Auf Handelsplattformen können sich Kunden und Verkäufer austauschen und miteinander kommunizieren. An guten Beispiel für die Vorteile von Handelsplattformen mangelt es nicht, anwendbar sind sie in unzähligen Marktsegmenten und Nischen, beispielsweise auch bei Möbeln. Die Zeiten, in denen Einrichtungshäuser die erste Anlaufstelle für jeden waren, der sich neu einrichten möchte, sind mittlerweile wohl endgültig vorbei. Auch die Internetpräsenzen der Möbelanbieter helfen oft nur begrenzt weiter, denn wer dort nach einigem Suchen endlich sein Wunschmöbel ausgemacht hat, erfährt beim anschliessenden Besuch im Möbelhaus allzu oft, dass das gewünschte Modell gerade nicht angeboten wird. Darüber hinaus sieht man sich bei der Suche im Netz zunehmend mit einer Flut von originellen Eigennamen für ähnliche oder indentische Produkte und regelmässigen Preisänderungen durch Rabattaktionen konfrontiert, die einfache Preis- und Qualitätsvergleiche und schnelle Entscheidungen erschweren.

Um wie vieles einfacher ist es da, Möbel über eine speziell zu diesem Zweck eingerichtete Handelsplattform im Netz zu kaufen! Handelsplattformen sind Portale, in ihrer Nische Verkäufer und Kunden zusammenbringen und eine einfache Kommunikation ermöglichen. Für den Einrichtungs- und Möbelbereich sind das Portale wie moebelnavi.de, die Kaufinteressierten erlauben, ihr Wunschmöbel kostenfrei zu einer landesweiten Ausschreibung einzustellen. Die Vorteile solcher Systeme für Käufer und Händler liegen klar auf der Hand. Der Käufer spart Zeit für aufwendige die Suchaktionen und bekommt über die Ausschreibung den aktuell günstigsten Preis. Dabei kann er auch Lieferart, Zahlweise und weitere gewünschte Leistungen festlegen.

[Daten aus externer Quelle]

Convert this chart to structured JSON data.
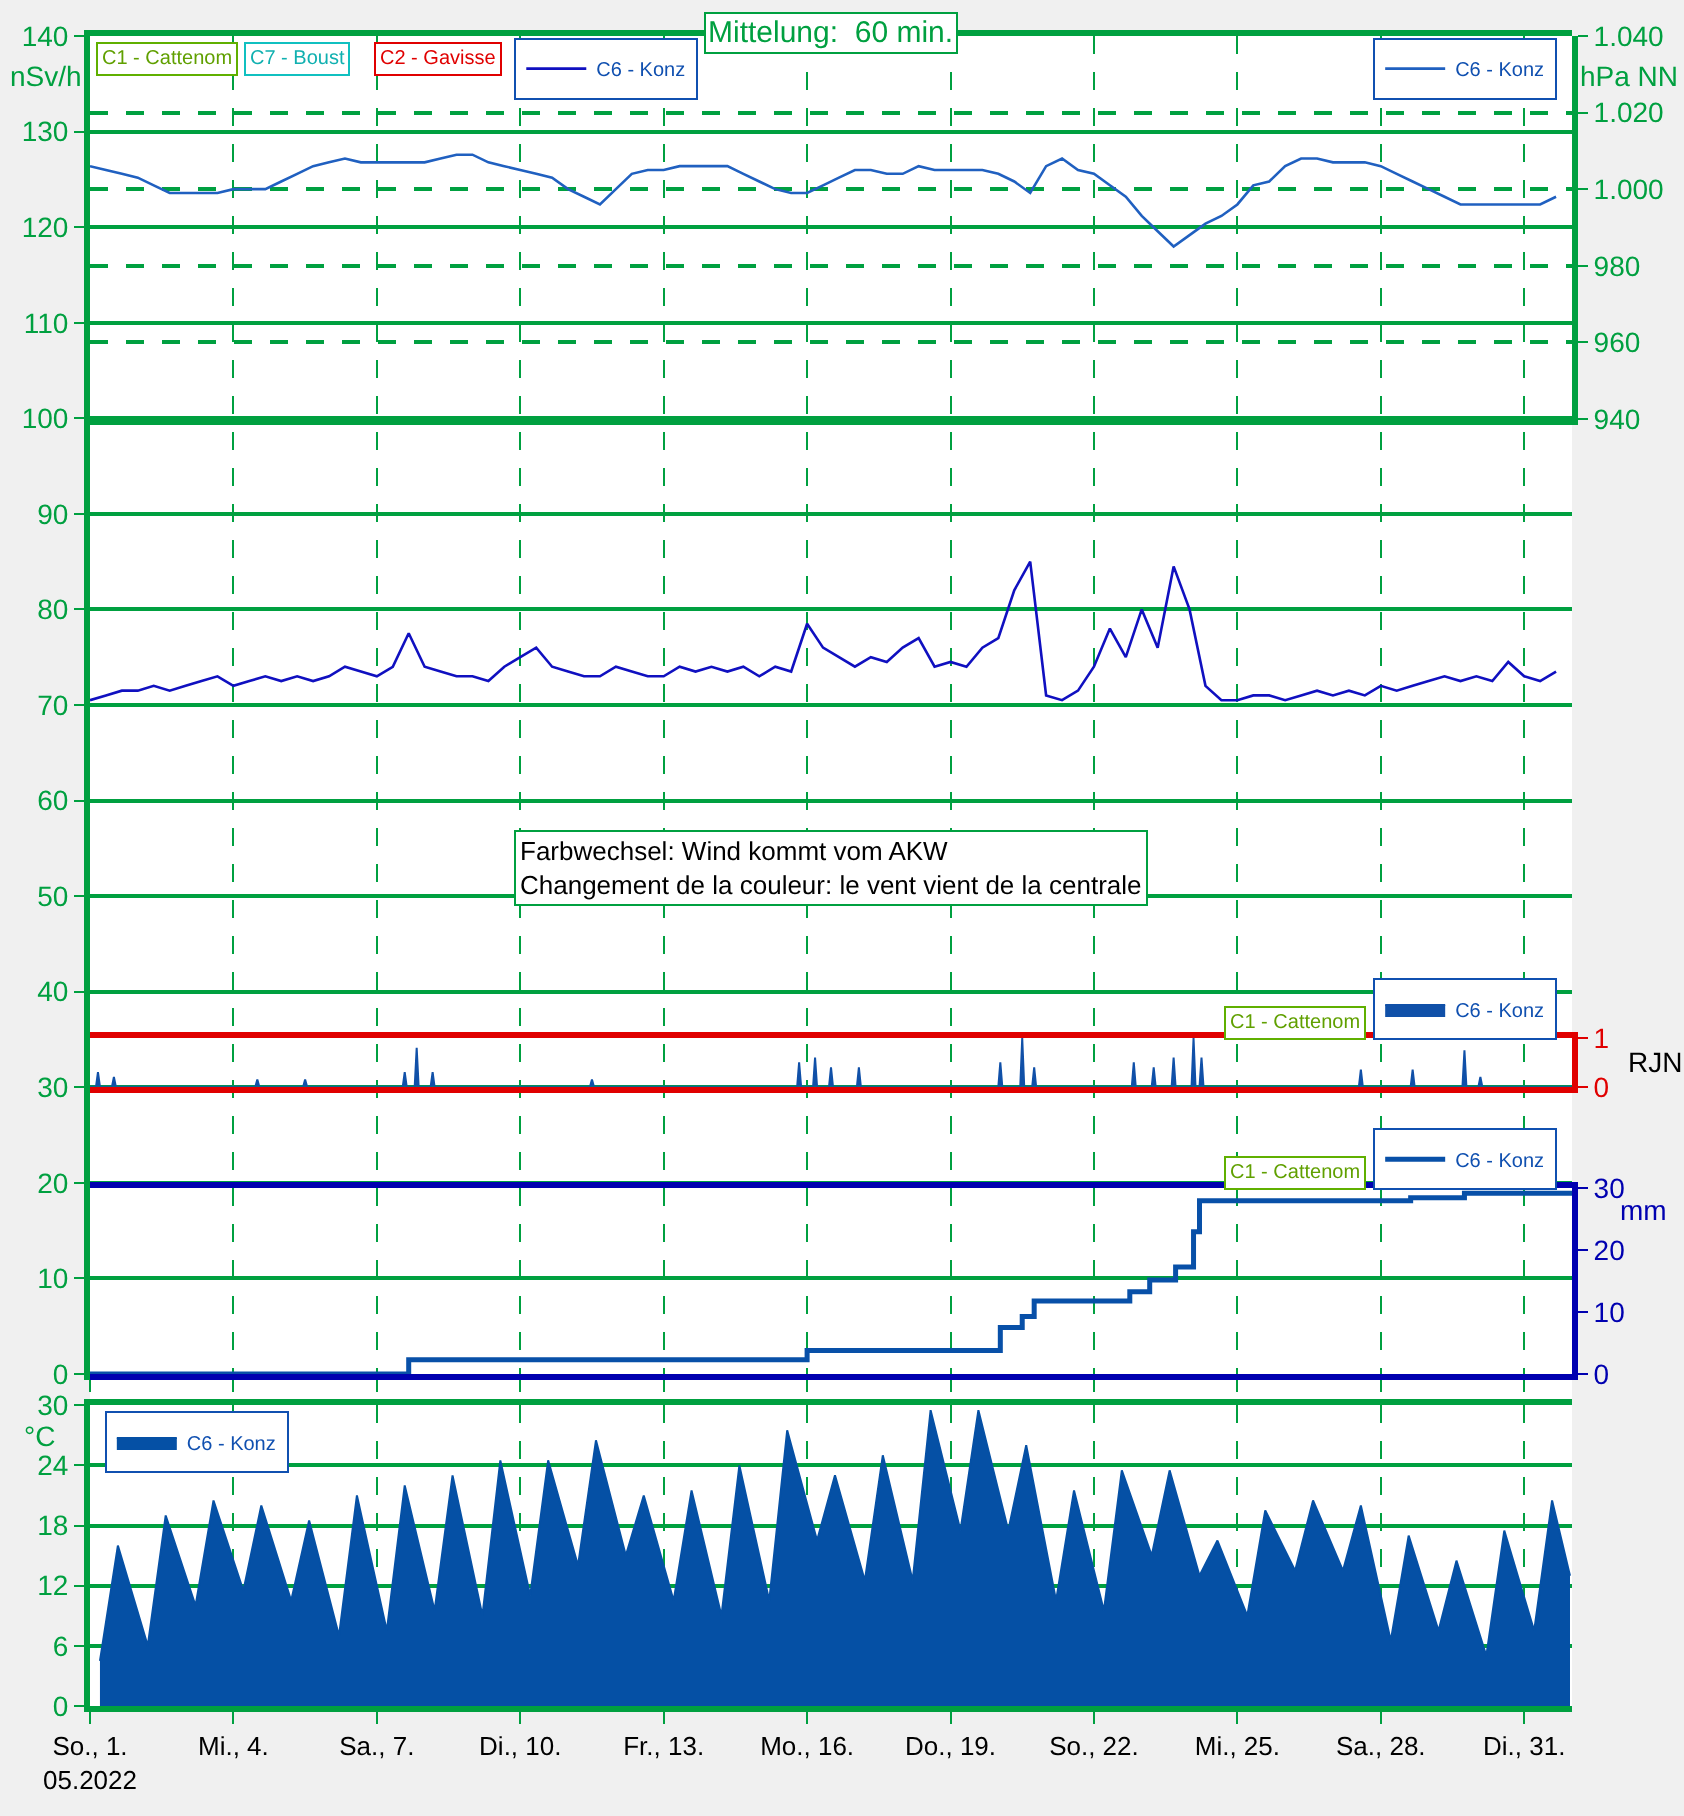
{
  "chart_data": [
    {
      "type": "line",
      "title": "Mittelung:  60 min.",
      "ylabel": "nSv/h",
      "x": [
        "2022-05-01T00:00",
        "2022-05-01T08:00",
        "2022-05-01T16:00",
        "2022-05-02T00:00",
        "2022-05-02T08:00",
        "2022-05-02T16:00",
        "2022-05-03T00:00",
        "2022-05-03T08:00",
        "2022-05-03T16:00",
        "2022-05-04T00:00",
        "2022-05-04T08:00",
        "2022-05-04T16:00",
        "2022-05-05T00:00",
        "2022-05-05T08:00",
        "2022-05-05T16:00",
        "2022-05-06T00:00",
        "2022-05-06T08:00",
        "2022-05-06T16:00",
        "2022-05-07T00:00",
        "2022-05-07T08:00",
        "2022-05-07T16:00",
        "2022-05-08T00:00",
        "2022-05-08T08:00",
        "2022-05-08T16:00",
        "2022-05-09T00:00",
        "2022-05-09T08:00",
        "2022-05-09T16:00",
        "2022-05-10T00:00",
        "2022-05-10T08:00",
        "2022-05-10T16:00",
        "2022-05-11T00:00",
        "2022-05-11T08:00",
        "2022-05-11T16:00",
        "2022-05-12T00:00",
        "2022-05-12T08:00",
        "2022-05-12T16:00",
        "2022-05-13T00:00",
        "2022-05-13T08:00",
        "2022-05-13T16:00",
        "2022-05-14T00:00",
        "2022-05-14T08:00",
        "2022-05-14T16:00",
        "2022-05-15T00:00",
        "2022-05-15T08:00",
        "2022-05-15T16:00",
        "2022-05-16T00:00",
        "2022-05-16T08:00",
        "2022-05-16T16:00",
        "2022-05-17T00:00",
        "2022-05-17T08:00",
        "2022-05-17T16:00",
        "2022-05-18T00:00",
        "2022-05-18T08:00",
        "2022-05-18T16:00",
        "2022-05-19T00:00",
        "2022-05-19T08:00",
        "2022-05-19T16:00",
        "2022-05-20T00:00",
        "2022-05-20T08:00",
        "2022-05-20T16:00",
        "2022-05-21T00:00",
        "2022-05-21T08:00",
        "2022-05-21T16:00",
        "2022-05-22T00:00",
        "2022-05-22T08:00",
        "2022-05-22T16:00",
        "2022-05-23T00:00",
        "2022-05-23T08:00",
        "2022-05-23T16:00",
        "2022-05-24T00:00",
        "2022-05-24T08:00",
        "2022-05-24T16:00",
        "2022-05-25T00:00",
        "2022-05-25T08:00",
        "2022-05-25T16:00",
        "2022-05-26T00:00",
        "2022-05-26T08:00",
        "2022-05-26T16:00",
        "2022-05-27T00:00",
        "2022-05-27T08:00",
        "2022-05-27T16:00",
        "2022-05-28T00:00",
        "2022-05-28T08:00",
        "2022-05-28T16:00",
        "2022-05-29T00:00",
        "2022-05-29T08:00",
        "2022-05-29T16:00",
        "2022-05-30T00:00",
        "2022-05-30T08:00",
        "2022-05-30T16:00",
        "2022-05-31T00:00",
        "2022-05-31T08:00",
        "2022-05-31T16:00"
      ],
      "series": [
        {
          "name": "C6 - Konz",
          "color": "#1010c0",
          "values": [
            70.5,
            71,
            71.5,
            71.5,
            72,
            71.5,
            72,
            72.5,
            73,
            72,
            72.5,
            73,
            72.5,
            73,
            72.5,
            73,
            74,
            73.5,
            73,
            74,
            77.5,
            74,
            73.5,
            73,
            73,
            72.5,
            74,
            75,
            76,
            74,
            73.5,
            73,
            73,
            74,
            73.5,
            73,
            73,
            74,
            73.5,
            74,
            73.5,
            74,
            73,
            74,
            73.5,
            78.5,
            76,
            75,
            74,
            75,
            74.5,
            76,
            77,
            74,
            74.5,
            74,
            76,
            77,
            82,
            85,
            71,
            70.5,
            71.5,
            74,
            78,
            75,
            80,
            76,
            84.5,
            80,
            72,
            70.5,
            70.5,
            71,
            71,
            70.5,
            71,
            71.5,
            71,
            71.5,
            71,
            72,
            71.5,
            72,
            72.5,
            73,
            72.5,
            73,
            72.5,
            74.5,
            73,
            72.5,
            73.5
          ]
        }
      ],
      "xlim": [
        "2022-05-01T00:00",
        "2022-06-01T00:00"
      ],
      "xticks": [
        {
          "value": "2022-05-01",
          "label": null
        },
        {
          "value": "2022-05-04",
          "label": null
        },
        {
          "value": "2022-05-07",
          "label": null
        },
        {
          "value": "2022-05-10",
          "label": null
        },
        {
          "value": "2022-05-13",
          "label": null
        },
        {
          "value": "2022-05-16",
          "label": null
        },
        {
          "value": "2022-05-19",
          "label": null
        },
        {
          "value": "2022-05-22",
          "label": null
        },
        {
          "value": "2022-05-25",
          "label": null
        },
        {
          "value": "2022-05-28",
          "label": null
        },
        {
          "value": "2022-05-31",
          "label": null
        }
      ],
      "ylim": [
        0,
        140
      ],
      "yticks": [
        0,
        10,
        20,
        30,
        40,
        50,
        60,
        70,
        80,
        90,
        100,
        110,
        120,
        130,
        140
      ],
      "tick_labels": "y",
      "grid": true,
      "legend": "top left",
      "marker": "none",
      "annotations": [
        "Farbwechsel: Wind kommt vom AKW\nChangement de la couleur: le vent vient de la centrale",
        "C1 - Cattenom",
        "C7 - Boust",
        "C2 - Gavisse"
      ]
    },
    {
      "type": "line",
      "ylabel": "hPa NN",
      "x": [
        "2022-05-01T00:00",
        "2022-05-01T08:00",
        "2022-05-01T16:00",
        "2022-05-02T00:00",
        "2022-05-02T08:00",
        "2022-05-02T16:00",
        "2022-05-03T00:00",
        "2022-05-03T08:00",
        "2022-05-03T16:00",
        "2022-05-04T00:00",
        "2022-05-04T08:00",
        "2022-05-04T16:00",
        "2022-05-05T00:00",
        "2022-05-05T08:00",
        "2022-05-05T16:00",
        "2022-05-06T00:00",
        "2022-05-06T08:00",
        "2022-05-06T16:00",
        "2022-05-07T00:00",
        "2022-05-07T08:00",
        "2022-05-07T16:00",
        "2022-05-08T00:00",
        "2022-05-08T08:00",
        "2022-05-08T16:00",
        "2022-05-09T00:00",
        "2022-05-09T08:00",
        "2022-05-09T16:00",
        "2022-05-10T00:00",
        "2022-05-10T08:00",
        "2022-05-10T16:00",
        "2022-05-11T00:00",
        "2022-05-11T08:00",
        "2022-05-11T16:00",
        "2022-05-12T00:00",
        "2022-05-12T08:00",
        "2022-05-12T16:00",
        "2022-05-13T00:00",
        "2022-05-13T08:00",
        "2022-05-13T16:00",
        "2022-05-14T00:00",
        "2022-05-14T08:00",
        "2022-05-14T16:00",
        "2022-05-15T00:00",
        "2022-05-15T08:00",
        "2022-05-15T16:00",
        "2022-05-16T00:00",
        "2022-05-16T08:00",
        "2022-05-16T16:00",
        "2022-05-17T00:00",
        "2022-05-17T08:00",
        "2022-05-17T16:00",
        "2022-05-18T00:00",
        "2022-05-18T08:00",
        "2022-05-18T16:00",
        "2022-05-19T00:00",
        "2022-05-19T08:00",
        "2022-05-19T16:00",
        "2022-05-20T00:00",
        "2022-05-20T08:00",
        "2022-05-20T16:00",
        "2022-05-21T00:00",
        "2022-05-21T08:00",
        "2022-05-21T16:00",
        "2022-05-22T00:00",
        "2022-05-22T08:00",
        "2022-05-22T16:00",
        "2022-05-23T00:00",
        "2022-05-23T08:00",
        "2022-05-23T16:00",
        "2022-05-24T00:00",
        "2022-05-24T08:00",
        "2022-05-24T16:00",
        "2022-05-25T00:00",
        "2022-05-25T08:00",
        "2022-05-25T16:00",
        "2022-05-26T00:00",
        "2022-05-26T08:00",
        "2022-05-26T16:00",
        "2022-05-27T00:00",
        "2022-05-27T08:00",
        "2022-05-27T16:00",
        "2022-05-28T00:00",
        "2022-05-28T08:00",
        "2022-05-28T16:00",
        "2022-05-29T00:00",
        "2022-05-29T08:00",
        "2022-05-29T16:00",
        "2022-05-30T00:00",
        "2022-05-30T08:00",
        "2022-05-30T16:00",
        "2022-05-31T00:00",
        "2022-05-31T08:00",
        "2022-05-31T16:00"
      ],
      "series": [
        {
          "name": "C6 - Konz",
          "color": "#2060c0",
          "values": [
            1006,
            1005,
            1004,
            1003,
            1001,
            999,
            999,
            999,
            999,
            1000,
            1000,
            1000,
            1002,
            1004,
            1006,
            1007,
            1008,
            1007,
            1007,
            1007,
            1007,
            1007,
            1008,
            1009,
            1009,
            1007,
            1006,
            1005,
            1004,
            1003,
            1000,
            998,
            996,
            1000,
            1004,
            1005,
            1005,
            1006,
            1006,
            1006,
            1006,
            1004,
            1002,
            1000,
            999,
            999,
            1001,
            1003,
            1005,
            1005,
            1004,
            1004,
            1006,
            1005,
            1005,
            1005,
            1005,
            1004,
            1002,
            999,
            1006,
            1008,
            1005,
            1004,
            1001,
            998,
            993,
            989,
            985,
            988,
            991,
            993,
            996,
            1001,
            1002,
            1006,
            1008,
            1008,
            1007,
            1007,
            1007,
            1006,
            1004,
            1002,
            1000,
            998,
            996,
            996,
            996,
            996,
            996,
            996,
            998
          ]
        }
      ],
      "xlim": [
        "2022-05-01T00:00",
        "2022-06-01T00:00"
      ],
      "ylim": [
        940,
        1040
      ],
      "yticks": [
        940,
        960,
        980,
        {
          "value": 1000,
          "label": "1.000"
        },
        {
          "value": 1020,
          "label": "1.020"
        },
        {
          "value": 1040,
          "label": "1.040"
        }
      ],
      "tick_labels": "y",
      "grid": "y",
      "legend": "top right",
      "marker": "none"
    },
    {
      "type": "area",
      "ylabel": "RJN",
      "series": [
        {
          "name": "C6 - Konz",
          "color": "#1050a8",
          "x": [
            "2022-05-01T00:00",
            "2022-05-01T03:00",
            "2022-05-01T04:00",
            "2022-05-01T05:00",
            "2022-05-01T11:00",
            "2022-05-01T12:00",
            "2022-05-01T13:00",
            "2022-05-04T11:00",
            "2022-05-04T12:00",
            "2022-05-04T13:00",
            "2022-05-05T11:00",
            "2022-05-05T12:00",
            "2022-05-05T13:00",
            "2022-05-07T13:00",
            "2022-05-07T14:00",
            "2022-05-07T15:00",
            "2022-05-07T19:00",
            "2022-05-07T20:00",
            "2022-05-07T21:00",
            "2022-05-08T03:00",
            "2022-05-08T04:00",
            "2022-05-08T05:00",
            "2022-05-11T11:00",
            "2022-05-11T12:00",
            "2022-05-11T13:00",
            "2022-05-15T19:00",
            "2022-05-15T20:00",
            "2022-05-15T21:00",
            "2022-05-16T03:00",
            "2022-05-16T04:00",
            "2022-05-16T05:00",
            "2022-05-16T11:00",
            "2022-05-16T12:00",
            "2022-05-16T13:00",
            "2022-05-17T01:00",
            "2022-05-17T02:00",
            "2022-05-17T03:00",
            "2022-05-20T00:00",
            "2022-05-20T01:00",
            "2022-05-20T02:00",
            "2022-05-20T11:00",
            "2022-05-20T12:00",
            "2022-05-20T13:00",
            "2022-05-20T17:00",
            "2022-05-20T18:00",
            "2022-05-20T19:00",
            "2022-05-22T19:00",
            "2022-05-22T20:00",
            "2022-05-22T21:00",
            "2022-05-23T05:00",
            "2022-05-23T06:00",
            "2022-05-23T07:00",
            "2022-05-23T15:00",
            "2022-05-23T16:00",
            "2022-05-23T17:00",
            "2022-05-24T01:00",
            "2022-05-24T02:00",
            "2022-05-24T03:00",
            "2022-05-24T05:00",
            "2022-05-24T06:00",
            "2022-05-24T07:00",
            "2022-05-27T13:00",
            "2022-05-27T14:00",
            "2022-05-27T15:00",
            "2022-05-28T15:00",
            "2022-05-28T16:00",
            "2022-05-28T17:00",
            "2022-05-29T17:00",
            "2022-05-29T18:00",
            "2022-05-29T19:00",
            "2022-05-30T01:00",
            "2022-05-30T02:00",
            "2022-05-30T03:00",
            "2022-06-01T00:00"
          ],
          "values": [
            0,
            0,
            0.3,
            0,
            0,
            0.2,
            0,
            0,
            0.15,
            0,
            0,
            0.15,
            0,
            0,
            0.3,
            0,
            0,
            0.8,
            0,
            0,
            0.3,
            0,
            0,
            0.15,
            0,
            0,
            0.5,
            0,
            0,
            0.6,
            0,
            0,
            0.4,
            0,
            0,
            0.4,
            0,
            0,
            0.5,
            0,
            0,
            1.0,
            0,
            0,
            0.4,
            0,
            0,
            0.5,
            0,
            0,
            0.4,
            0,
            0,
            0.6,
            0,
            0,
            1.0,
            0,
            0,
            0.6,
            0,
            0,
            0.35,
            0,
            0,
            0.35,
            0,
            0,
            0.75,
            0,
            0,
            0.2,
            0,
            0
          ]
        }
      ],
      "xlim": [
        "2022-05-01T00:00",
        "2022-06-01T00:00"
      ],
      "ylim": [
        0,
        1
      ],
      "yticks": [
        0,
        1
      ],
      "tick_labels": "y",
      "legend": "top right",
      "marker": "none",
      "annotations": [
        "C1 - Cattenom"
      ]
    },
    {
      "type": "step",
      "ylabel": "mm",
      "series": [
        {
          "name": "C6 - Konz",
          "color": "#0850a8",
          "x": [
            "2022-05-01T00:00",
            "2022-05-07T16:00",
            "2022-05-16T00:00",
            "2022-05-20T01:00",
            "2022-05-20T12:00",
            "2022-05-20T18:00",
            "2022-05-22T18:00",
            "2022-05-23T04:00",
            "2022-05-23T17:00",
            "2022-05-24T02:00",
            "2022-05-24T05:00",
            "2022-05-28T15:00",
            "2022-05-29T18:00",
            "2022-06-01T00:00"
          ],
          "values": [
            0,
            2.3,
            3.8,
            7.5,
            9.3,
            11.8,
            13.3,
            15.2,
            17.3,
            23,
            28,
            28.5,
            29.2,
            29.2
          ]
        }
      ],
      "xlim": [
        "2022-05-01T00:00",
        "2022-06-01T00:00"
      ],
      "ylim": [
        0,
        30
      ],
      "yticks": [
        0,
        10,
        20,
        30
      ],
      "tick_labels": "y",
      "legend": "top right",
      "marker": "none",
      "annotations": [
        "C1 - Cattenom"
      ]
    },
    {
      "type": "area",
      "ylabel": "°C",
      "x": [
        "2022-05-01T05:00",
        "2022-05-01T14:00",
        "2022-05-02T05:00",
        "2022-05-02T14:00",
        "2022-05-03T05:00",
        "2022-05-03T14:00",
        "2022-05-04T05:00",
        "2022-05-04T14:00",
        "2022-05-05T05:00",
        "2022-05-05T14:00",
        "2022-05-06T05:00",
        "2022-05-06T14:00",
        "2022-05-07T05:00",
        "2022-05-07T14:00",
        "2022-05-08T05:00",
        "2022-05-08T14:00",
        "2022-05-09T05:00",
        "2022-05-09T14:00",
        "2022-05-10T05:00",
        "2022-05-10T14:00",
        "2022-05-11T05:00",
        "2022-05-11T14:00",
        "2022-05-12T05:00",
        "2022-05-12T14:00",
        "2022-05-13T05:00",
        "2022-05-13T14:00",
        "2022-05-14T05:00",
        "2022-05-14T14:00",
        "2022-05-15T05:00",
        "2022-05-15T14:00",
        "2022-05-16T05:00",
        "2022-05-16T14:00",
        "2022-05-17T05:00",
        "2022-05-17T14:00",
        "2022-05-18T05:00",
        "2022-05-18T14:00",
        "2022-05-19T05:00",
        "2022-05-19T14:00",
        "2022-05-20T05:00",
        "2022-05-20T14:00",
        "2022-05-21T05:00",
        "2022-05-21T14:00",
        "2022-05-22T05:00",
        "2022-05-22T14:00",
        "2022-05-23T05:00",
        "2022-05-23T14:00",
        "2022-05-24T05:00",
        "2022-05-24T14:00",
        "2022-05-25T05:00",
        "2022-05-25T14:00",
        "2022-05-26T05:00",
        "2022-05-26T14:00",
        "2022-05-27T05:00",
        "2022-05-27T14:00",
        "2022-05-28T05:00",
        "2022-05-28T14:00",
        "2022-05-29T05:00",
        "2022-05-29T14:00",
        "2022-05-30T05:00",
        "2022-05-30T14:00",
        "2022-05-31T05:00",
        "2022-05-31T14:00",
        "2022-05-31T23:00"
      ],
      "series": [
        {
          "name": "C6 - Konz",
          "color": "#0550a5",
          "values": [
            4.5,
            16,
            6,
            19,
            10,
            20.5,
            11.5,
            20,
            10.5,
            18.5,
            7,
            21,
            7.5,
            22,
            9.5,
            23,
            9,
            24.5,
            11,
            24.5,
            14,
            26.5,
            15,
            21,
            10.5,
            21.5,
            9,
            24,
            10.5,
            27.5,
            16.5,
            23,
            12.5,
            25,
            12.5,
            29.5,
            17.5,
            29.5,
            17.5,
            26,
            10.5,
            21.5,
            9.5,
            23.5,
            15,
            23.5,
            13,
            16.5,
            9,
            19.5,
            13.5,
            20.5,
            13.5,
            20,
            6.5,
            17,
            7.5,
            14.5,
            5,
            17.5,
            7.5,
            20.5,
            13
          ]
        }
      ],
      "xlim": [
        "2022-05-01T00:00",
        "2022-06-01T00:00"
      ],
      "xticks": [
        {
          "value": "2022-05-01",
          "label": "So., 1.\n05.2022"
        },
        {
          "value": "2022-05-04",
          "label": "Mi., 4."
        },
        {
          "value": "2022-05-07",
          "label": "Sa., 7."
        },
        {
          "value": "2022-05-10",
          "label": "Di., 10."
        },
        {
          "value": "2022-05-13",
          "label": "Fr., 13."
        },
        {
          "value": "2022-05-16",
          "label": "Mo., 16."
        },
        {
          "value": "2022-05-19",
          "label": "Do., 19."
        },
        {
          "value": "2022-05-22",
          "label": "So., 22."
        },
        {
          "value": "2022-05-25",
          "label": "Mi., 25."
        },
        {
          "value": "2022-05-28",
          "label": "Sa., 28."
        },
        {
          "value": "2022-05-31",
          "label": "Di., 31."
        }
      ],
      "ylim": [
        0,
        30
      ],
      "yticks": [
        0,
        6,
        12,
        18,
        24,
        30
      ],
      "grid": true,
      "legend": "top left",
      "marker": "none"
    }
  ]
}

Einziges Manko ist eventuell diewegfallende Beratung - wer sich gern ausführlich beraten und alternative Lösungen zeigen lässt, wird seine Vorentscheidung auf andere Art treffen müssen. Wer dagegen schon genau weiss was er will und dies in klar zu definieren versteht, kommt über Auschreibungen an Komplettlösungen, Einzelstücke und echte Schnäppchen wie hochwertige Matratzen aus Restbeständen. Händler bekommen druch die Ausschreibung haben eine transparente Kalkulationsbasis und können von Fall zu Fall entscheiden, zu welchem Preis sie verkaufen, erreichen deutlich mehr Kunden, können auf Preis- und Umsatzschwankugen flexibel reagieren und sparen Kosten für Personal, Gebäude und Werbung.

Online Handelsplattformen gibt es keineswegs nur für Möbel, sondern auch für viele andere Bereiche, und ihre Zahl wächst. Das Portal gastro2gastro.de zum Beispiel ist eine Handelsplattform für Gastronomiebedarf, bei dem neben Händlern und  Gastronomen auch Privatpersonen gebrauchte Küchen und Küchengeräte kaufen und verkaufen können. Die Anmeldung erfolgt kostenlos, und für die Suche bietet das Portal Filterfunktionen, mit denen sich die Angebote nach Standort und Preis sortieren lassen können. Die Angebote stammen grösstenteils (aber nicht nur) aus dem Grossküchenbedarf, reichen von der Tiefkühltruhe über den Ladenbackofen bis zum Geschirrspüler, von weit über 100 verschiedenen Herstellern. Wer gerade dabei ist, seine Küche aufzurüsten, Events zu planen oder ein Restaurant zu eröffnen, kann hier echte Schnäppchen machen. Einziger Wermutstropfen für Privatpersonen: für das Einstellen von Verlaufsangeboten müssen eine Vorabgebühr entrichten.